Systems of socialization tend to be self-perpetuating. If your professors were self-conscious to an absurd degree, it's very likely that they encouraged you to be self-conscious to an absurd degree. This encouragement may occur by design, but it's far more likely to occur unintentionally and indirectly.

Since parents are the ones who actually, you know, pay for a student's college education, I'd suspect that absurd self-consciousness would fall by the wayside if parents weren't somehow delighted with it. (Then again, this seems already to have happened in the average State U.)

Posted by: Tim Hulsey on February 18, 2004 06:22 PM



I think our Lousy Ivy teachers regarded the heightening of our self-consciousness as an essential part of our education. They certainly went about it methodically and without apology; clearly they thought that people without such self-consciousness were pretty much ignorant rubes.

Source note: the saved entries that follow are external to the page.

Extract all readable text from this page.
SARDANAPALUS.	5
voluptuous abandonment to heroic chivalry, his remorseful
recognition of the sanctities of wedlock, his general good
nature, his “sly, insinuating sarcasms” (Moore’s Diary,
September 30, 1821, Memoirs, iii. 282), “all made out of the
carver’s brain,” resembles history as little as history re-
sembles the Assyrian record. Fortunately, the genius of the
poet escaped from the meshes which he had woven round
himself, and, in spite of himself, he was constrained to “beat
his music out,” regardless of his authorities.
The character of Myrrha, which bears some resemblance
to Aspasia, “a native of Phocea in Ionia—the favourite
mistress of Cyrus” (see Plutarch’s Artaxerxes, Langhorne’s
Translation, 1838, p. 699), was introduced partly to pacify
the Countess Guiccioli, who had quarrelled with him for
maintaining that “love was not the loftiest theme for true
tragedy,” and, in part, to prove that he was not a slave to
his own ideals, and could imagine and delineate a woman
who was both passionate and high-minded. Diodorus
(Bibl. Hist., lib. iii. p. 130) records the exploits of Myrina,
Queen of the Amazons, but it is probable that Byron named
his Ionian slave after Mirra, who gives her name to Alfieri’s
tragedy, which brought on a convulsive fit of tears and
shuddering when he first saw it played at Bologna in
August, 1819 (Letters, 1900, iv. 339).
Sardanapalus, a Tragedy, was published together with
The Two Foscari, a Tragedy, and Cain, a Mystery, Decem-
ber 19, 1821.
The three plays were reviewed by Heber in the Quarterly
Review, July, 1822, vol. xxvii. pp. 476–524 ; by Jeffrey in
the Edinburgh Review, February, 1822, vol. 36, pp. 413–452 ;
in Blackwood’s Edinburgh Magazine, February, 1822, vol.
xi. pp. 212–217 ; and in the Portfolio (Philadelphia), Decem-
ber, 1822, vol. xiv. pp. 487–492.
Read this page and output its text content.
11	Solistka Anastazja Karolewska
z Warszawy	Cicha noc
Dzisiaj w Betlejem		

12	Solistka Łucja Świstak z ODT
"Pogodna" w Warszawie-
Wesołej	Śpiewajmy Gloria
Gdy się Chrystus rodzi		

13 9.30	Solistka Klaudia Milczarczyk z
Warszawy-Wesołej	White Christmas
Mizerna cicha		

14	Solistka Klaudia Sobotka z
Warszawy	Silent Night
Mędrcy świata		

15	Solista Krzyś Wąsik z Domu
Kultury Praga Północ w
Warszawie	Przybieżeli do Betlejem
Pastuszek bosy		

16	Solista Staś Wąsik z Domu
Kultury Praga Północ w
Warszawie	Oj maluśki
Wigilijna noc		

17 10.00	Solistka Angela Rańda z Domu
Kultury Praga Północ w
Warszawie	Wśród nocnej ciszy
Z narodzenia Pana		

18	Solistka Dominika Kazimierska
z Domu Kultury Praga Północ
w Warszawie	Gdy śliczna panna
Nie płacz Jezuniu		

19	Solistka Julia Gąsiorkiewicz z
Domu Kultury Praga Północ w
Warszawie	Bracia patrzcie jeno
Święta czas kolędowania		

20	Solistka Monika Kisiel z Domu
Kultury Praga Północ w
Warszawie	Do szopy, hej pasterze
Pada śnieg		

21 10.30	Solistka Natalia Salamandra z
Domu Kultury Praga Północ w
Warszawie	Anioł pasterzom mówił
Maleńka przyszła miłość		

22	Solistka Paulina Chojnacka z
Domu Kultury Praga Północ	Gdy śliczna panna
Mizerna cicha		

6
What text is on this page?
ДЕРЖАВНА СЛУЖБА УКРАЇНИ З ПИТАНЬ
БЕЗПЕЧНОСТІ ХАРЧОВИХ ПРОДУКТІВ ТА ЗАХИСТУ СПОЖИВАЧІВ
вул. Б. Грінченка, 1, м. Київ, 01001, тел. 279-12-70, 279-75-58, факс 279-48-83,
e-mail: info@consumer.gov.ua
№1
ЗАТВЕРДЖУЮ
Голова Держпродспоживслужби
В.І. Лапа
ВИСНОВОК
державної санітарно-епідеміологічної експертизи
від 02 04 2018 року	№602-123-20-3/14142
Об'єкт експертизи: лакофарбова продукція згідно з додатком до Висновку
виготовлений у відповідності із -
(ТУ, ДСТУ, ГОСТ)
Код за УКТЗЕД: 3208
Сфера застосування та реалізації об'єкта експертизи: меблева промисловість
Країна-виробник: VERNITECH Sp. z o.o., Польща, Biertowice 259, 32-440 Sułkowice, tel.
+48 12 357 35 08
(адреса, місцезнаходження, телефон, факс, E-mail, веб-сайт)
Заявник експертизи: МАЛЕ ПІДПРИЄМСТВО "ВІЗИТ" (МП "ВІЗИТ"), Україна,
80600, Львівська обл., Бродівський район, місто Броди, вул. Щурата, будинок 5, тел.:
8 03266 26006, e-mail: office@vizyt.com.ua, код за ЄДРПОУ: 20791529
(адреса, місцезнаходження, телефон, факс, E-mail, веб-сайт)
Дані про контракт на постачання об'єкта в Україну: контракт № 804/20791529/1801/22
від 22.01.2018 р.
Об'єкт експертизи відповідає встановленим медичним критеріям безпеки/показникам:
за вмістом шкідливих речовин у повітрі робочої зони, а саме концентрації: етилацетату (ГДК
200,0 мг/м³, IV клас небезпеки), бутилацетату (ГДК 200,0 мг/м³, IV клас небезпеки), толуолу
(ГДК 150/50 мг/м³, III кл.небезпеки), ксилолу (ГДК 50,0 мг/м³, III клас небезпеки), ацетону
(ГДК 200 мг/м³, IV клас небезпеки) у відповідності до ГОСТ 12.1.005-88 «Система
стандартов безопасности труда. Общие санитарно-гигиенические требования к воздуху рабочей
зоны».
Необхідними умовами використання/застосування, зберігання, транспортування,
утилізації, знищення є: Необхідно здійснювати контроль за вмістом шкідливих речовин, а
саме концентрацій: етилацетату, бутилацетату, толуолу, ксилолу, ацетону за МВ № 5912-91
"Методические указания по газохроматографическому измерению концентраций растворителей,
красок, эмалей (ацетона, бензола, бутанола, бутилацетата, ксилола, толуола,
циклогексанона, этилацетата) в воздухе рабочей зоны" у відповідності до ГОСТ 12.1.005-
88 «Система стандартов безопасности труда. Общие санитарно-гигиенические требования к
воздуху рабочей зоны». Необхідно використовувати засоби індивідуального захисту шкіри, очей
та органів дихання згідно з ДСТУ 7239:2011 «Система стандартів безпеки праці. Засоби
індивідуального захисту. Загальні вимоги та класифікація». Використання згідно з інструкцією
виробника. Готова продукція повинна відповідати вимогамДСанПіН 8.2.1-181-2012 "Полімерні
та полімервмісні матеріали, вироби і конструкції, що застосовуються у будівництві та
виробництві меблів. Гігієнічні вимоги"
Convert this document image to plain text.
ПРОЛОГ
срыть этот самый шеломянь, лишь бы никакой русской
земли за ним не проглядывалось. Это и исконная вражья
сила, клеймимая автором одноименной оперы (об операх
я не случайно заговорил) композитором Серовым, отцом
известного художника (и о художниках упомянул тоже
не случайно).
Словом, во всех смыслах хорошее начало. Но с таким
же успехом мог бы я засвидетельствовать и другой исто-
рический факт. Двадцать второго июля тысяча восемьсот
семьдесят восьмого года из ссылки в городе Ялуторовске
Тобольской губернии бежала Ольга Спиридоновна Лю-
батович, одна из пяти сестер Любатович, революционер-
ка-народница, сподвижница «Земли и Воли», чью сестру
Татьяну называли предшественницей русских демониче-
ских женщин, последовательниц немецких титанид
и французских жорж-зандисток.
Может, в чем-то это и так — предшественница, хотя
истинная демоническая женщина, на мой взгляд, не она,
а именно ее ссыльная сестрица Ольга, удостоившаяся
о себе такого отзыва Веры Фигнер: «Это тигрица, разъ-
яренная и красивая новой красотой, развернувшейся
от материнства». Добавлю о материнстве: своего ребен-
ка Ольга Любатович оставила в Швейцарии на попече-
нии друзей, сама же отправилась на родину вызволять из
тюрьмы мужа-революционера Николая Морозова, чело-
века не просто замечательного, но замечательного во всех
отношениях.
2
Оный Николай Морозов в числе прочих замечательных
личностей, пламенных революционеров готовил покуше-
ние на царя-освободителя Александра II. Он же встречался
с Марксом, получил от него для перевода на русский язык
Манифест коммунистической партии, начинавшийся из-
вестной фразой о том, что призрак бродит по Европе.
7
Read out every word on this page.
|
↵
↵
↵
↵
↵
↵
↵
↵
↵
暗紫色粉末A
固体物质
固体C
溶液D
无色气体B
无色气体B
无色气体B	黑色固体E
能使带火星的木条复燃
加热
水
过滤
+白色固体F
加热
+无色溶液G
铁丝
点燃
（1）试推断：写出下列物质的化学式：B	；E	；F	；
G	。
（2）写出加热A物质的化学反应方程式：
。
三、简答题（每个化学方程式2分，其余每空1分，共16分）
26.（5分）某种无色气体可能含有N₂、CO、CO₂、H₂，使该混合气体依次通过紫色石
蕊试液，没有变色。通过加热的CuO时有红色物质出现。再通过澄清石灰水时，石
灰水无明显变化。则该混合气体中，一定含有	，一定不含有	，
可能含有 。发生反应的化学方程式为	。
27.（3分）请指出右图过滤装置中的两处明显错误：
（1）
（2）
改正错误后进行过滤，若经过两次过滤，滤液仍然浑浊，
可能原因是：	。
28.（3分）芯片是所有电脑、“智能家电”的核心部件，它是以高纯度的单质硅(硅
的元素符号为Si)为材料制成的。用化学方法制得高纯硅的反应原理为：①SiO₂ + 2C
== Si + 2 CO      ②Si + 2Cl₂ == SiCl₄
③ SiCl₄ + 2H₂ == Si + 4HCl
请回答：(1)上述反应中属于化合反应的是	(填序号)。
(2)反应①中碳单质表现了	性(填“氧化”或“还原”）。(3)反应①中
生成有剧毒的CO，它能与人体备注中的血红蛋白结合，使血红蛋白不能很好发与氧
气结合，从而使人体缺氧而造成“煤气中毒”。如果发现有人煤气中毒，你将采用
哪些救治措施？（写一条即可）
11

A few weeks ago a woman professor expounded at length in an op ed section on how slack universities had gotten about indoctrinating their female students in feminist ideology--she regarded such consciousness-raising as an essential service for young women, who would otherwise be reactionary dupes or something.

And people wonder why the humanities have sunk so far in the popular estimation.

Posted by: Friedrich von Blowhard on February 18, 2004 07:19 PM



Just more evidence of how the upper middle class American mentality f***ks everybody over. Go be "successful." Ummmm...and that is defined....how?

Posted by: annette on February 19, 2004 08:05 AM



Hmm, "recognition" as relief/respite/deliverance from the (presumably) pain of self-consciousness ...? Something like that? Very provocative.

As for our lousy college education: I marvel that anyone would think that inflicting a massive amount of self-consciousness on anyone else could be anything but painful, destructive and burdensome. Helping open someone up to a larger awareness of things -- that I can see as OK, although I'm not sure how I feel about forcing it on anyone, at least past a certain point. But self-consciousness ... Sheesh. It's like putting a noose around someone's neck and pulling it ever tighter, saying, "Now you're really aware of what a pulse is, right?" And pretending that's a good thing. Between you and me, I'm kinda proud of the way I've managed to shuck off a fair amount of that self-consciousness... Or so I like to fool myself into believing. Maybe it's just that with age, the neck grows thinner and it becomes easier to leave the noose behind...

Posted by: Michael Blowhard on February 19, 2004 11:57 AM



I grew up on the edge of the WASP establishment in New York. I was raised in Darien (rhymes with Aryan), went to a New England boarding school and Harvard.

That world is gone, and I'm happy with the new one. But we're having some problems with the transition phase, and those are worth talking about.

First of all, while we've had show-biz celebrities for quite a while, it's only recently that we started thinking they, rather than FDR, should be our leaders. Or thinking it's normal that half the entertainers most respected by our kids publicly advocate illegal behavior, including murder.

The old Establishment was taught that with privilege came responsibility. Some of our new leaders, like Michael Bloomberg, think that too. But Sisqo and The Donald don't (even though The Donald went to Hill and Penn), and there no longer is an establishment saying this is right and that is wrong.

The WASPs were far from perfect, but they were the most Liberal (in the Classical sense that both Progressives and Neo-Cons can support) ruling class in the history of the world. They believed in democracy and social progress and abdicated their power in a sincere attempt to be more egalitarian.

Having lost that top-down system, and gained the everyone's equal "swarm" of the internet, we're still learning how to deal with our new situation.

In my field, town planning and urban design, that means we have lots of public meetings but often a shortage of judgment. I think this is one of the reasons for the New Urban emphasis on the public realm and the common good. We're trying to leave the plain ol' ignorance of NIMBYism and political correctness behind and move on to a more enlightened public process.

In the meantime, we have the strange idea that Britney, Justin, Paris and Snoop Dogg are people that adults are supposed to care about and look up to.